Sex on college campuses isn’t any more prevalent than it was 25 years ago, despite what’s often termed a “hookup culture” that suggests otherwise, says research presented today comparing current-day college students with those of the past.
“Sexual behavior among contemporary college students has not changed greatly over the past 2½ decades,” says a study from the University of Portland in Oregon.
“We’re questioning some of the popular interpretations of the hookup culture that college is a sexual playground,” says lead author Martin Monto. “We wanted to question the assumption that college has become a place with lots of no-strings-attached sex. The evidence suggests it hasn’t.”

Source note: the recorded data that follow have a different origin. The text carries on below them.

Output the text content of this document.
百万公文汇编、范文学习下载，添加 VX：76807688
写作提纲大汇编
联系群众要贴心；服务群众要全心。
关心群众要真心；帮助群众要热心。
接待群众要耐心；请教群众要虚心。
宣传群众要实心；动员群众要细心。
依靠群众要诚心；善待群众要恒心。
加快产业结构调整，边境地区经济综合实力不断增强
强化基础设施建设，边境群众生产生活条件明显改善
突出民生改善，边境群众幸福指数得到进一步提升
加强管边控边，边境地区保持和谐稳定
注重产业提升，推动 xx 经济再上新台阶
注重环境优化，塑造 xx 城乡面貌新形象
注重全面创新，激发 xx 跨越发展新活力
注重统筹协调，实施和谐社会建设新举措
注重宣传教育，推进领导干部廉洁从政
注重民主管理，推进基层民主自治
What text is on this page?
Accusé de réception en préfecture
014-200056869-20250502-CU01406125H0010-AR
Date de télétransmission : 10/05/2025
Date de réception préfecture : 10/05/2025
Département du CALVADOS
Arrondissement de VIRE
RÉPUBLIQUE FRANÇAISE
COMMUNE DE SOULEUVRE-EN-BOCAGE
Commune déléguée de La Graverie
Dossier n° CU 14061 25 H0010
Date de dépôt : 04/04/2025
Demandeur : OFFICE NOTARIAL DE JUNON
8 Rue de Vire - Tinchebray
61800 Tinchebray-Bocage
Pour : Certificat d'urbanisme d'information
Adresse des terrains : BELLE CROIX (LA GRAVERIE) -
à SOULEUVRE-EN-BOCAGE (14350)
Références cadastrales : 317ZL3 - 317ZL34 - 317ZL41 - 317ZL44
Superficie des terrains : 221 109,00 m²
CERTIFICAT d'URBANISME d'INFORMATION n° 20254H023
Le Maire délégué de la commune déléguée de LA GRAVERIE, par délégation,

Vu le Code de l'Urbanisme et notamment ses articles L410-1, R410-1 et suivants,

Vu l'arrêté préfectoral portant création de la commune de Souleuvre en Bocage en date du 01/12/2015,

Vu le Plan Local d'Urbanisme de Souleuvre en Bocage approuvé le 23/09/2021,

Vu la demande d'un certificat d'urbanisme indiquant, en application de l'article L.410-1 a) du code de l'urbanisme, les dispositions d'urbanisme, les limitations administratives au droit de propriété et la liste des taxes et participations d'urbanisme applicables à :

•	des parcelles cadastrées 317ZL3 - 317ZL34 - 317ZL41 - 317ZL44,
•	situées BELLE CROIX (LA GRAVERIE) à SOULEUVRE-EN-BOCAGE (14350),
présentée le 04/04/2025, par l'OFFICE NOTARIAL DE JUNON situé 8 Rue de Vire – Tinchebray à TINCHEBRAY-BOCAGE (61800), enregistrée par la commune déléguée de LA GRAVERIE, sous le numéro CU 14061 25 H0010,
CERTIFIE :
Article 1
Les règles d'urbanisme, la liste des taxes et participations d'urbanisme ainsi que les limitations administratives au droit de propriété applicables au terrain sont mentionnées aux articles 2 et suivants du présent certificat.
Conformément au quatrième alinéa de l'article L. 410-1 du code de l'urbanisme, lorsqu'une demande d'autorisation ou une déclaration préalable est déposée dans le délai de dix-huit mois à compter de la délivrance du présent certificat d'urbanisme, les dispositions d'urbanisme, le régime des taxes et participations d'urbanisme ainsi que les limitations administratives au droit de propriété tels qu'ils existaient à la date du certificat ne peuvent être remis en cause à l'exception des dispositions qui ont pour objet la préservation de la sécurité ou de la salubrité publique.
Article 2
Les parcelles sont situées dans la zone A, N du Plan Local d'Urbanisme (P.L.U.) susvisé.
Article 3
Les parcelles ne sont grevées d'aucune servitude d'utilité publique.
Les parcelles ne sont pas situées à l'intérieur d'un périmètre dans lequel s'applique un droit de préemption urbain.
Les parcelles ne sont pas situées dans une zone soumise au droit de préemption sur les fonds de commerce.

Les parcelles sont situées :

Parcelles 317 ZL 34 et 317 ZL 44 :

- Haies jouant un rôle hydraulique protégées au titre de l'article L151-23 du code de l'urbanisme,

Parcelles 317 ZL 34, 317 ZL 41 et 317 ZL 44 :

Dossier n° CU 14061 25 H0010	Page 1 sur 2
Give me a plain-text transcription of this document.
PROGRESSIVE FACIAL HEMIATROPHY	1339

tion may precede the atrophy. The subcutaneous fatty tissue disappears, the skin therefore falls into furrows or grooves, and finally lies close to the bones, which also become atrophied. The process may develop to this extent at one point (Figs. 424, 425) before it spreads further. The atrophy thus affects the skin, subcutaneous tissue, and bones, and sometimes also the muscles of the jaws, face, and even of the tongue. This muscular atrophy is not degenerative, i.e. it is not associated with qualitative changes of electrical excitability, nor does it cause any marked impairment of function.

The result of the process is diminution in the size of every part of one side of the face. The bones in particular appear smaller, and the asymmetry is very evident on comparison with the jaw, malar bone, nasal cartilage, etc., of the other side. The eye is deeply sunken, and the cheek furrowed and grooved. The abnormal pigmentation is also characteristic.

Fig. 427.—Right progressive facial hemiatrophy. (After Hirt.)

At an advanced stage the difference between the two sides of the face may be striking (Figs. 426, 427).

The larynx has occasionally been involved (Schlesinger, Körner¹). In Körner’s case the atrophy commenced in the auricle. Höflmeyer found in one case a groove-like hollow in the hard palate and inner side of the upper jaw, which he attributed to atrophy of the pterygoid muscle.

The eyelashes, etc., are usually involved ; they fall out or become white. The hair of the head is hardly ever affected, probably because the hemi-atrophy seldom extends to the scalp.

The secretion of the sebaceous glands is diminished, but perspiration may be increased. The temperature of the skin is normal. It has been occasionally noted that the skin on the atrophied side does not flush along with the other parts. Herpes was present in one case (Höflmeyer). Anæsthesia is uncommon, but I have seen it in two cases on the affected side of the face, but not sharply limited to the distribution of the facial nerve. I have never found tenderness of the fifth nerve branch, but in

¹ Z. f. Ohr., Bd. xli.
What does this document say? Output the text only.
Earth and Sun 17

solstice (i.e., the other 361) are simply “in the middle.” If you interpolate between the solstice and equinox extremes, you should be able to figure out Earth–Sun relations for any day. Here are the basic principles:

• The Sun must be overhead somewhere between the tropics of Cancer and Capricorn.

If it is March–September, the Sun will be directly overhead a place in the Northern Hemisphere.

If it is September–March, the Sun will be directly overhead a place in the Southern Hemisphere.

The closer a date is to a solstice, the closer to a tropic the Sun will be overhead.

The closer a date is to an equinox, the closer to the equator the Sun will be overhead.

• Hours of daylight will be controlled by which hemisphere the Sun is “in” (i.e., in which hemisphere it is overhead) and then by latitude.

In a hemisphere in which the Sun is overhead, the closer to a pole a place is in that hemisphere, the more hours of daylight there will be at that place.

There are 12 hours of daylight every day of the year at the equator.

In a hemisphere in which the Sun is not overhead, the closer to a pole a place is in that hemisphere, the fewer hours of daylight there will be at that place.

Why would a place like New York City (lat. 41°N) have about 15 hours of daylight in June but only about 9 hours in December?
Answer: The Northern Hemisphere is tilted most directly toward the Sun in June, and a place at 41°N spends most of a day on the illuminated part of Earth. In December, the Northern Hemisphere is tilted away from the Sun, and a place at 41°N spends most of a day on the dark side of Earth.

The researchers analyzed nationally representative data from the General Social Survey of 1,829 high school graduates ages 18-25 who had completed at least one year of college. They compared responses from 1988-1996 with those from 2002-2010 – when casual sex, “friends with benefits” and no-strings relationships became part of the lexicon. Most respondents were ages 21-25.
Rather than a sexual explosion, the study says, young adults “do not report more total sexual partners or more partners during the last year than respondents from the previous era. In fact, respondents from the hookup era report having sex slightly less frequently.” The term “hookup” can refer to a wide range of behaviors and is often vague, ranging from kissing to oral sex to sexual intercourse.
“The term ‘hooking up’ is very provocative and very ambiguous,” Monto says. “So when researchers ask students about hooking up, students often could be referring to anything from sexual intercourse to kissing.
But when the term ‘hooking up’ is used in the popular media, it is often interpreted as sex. That has led to an assumption that college students’ sexual behavior has changed dramatically.”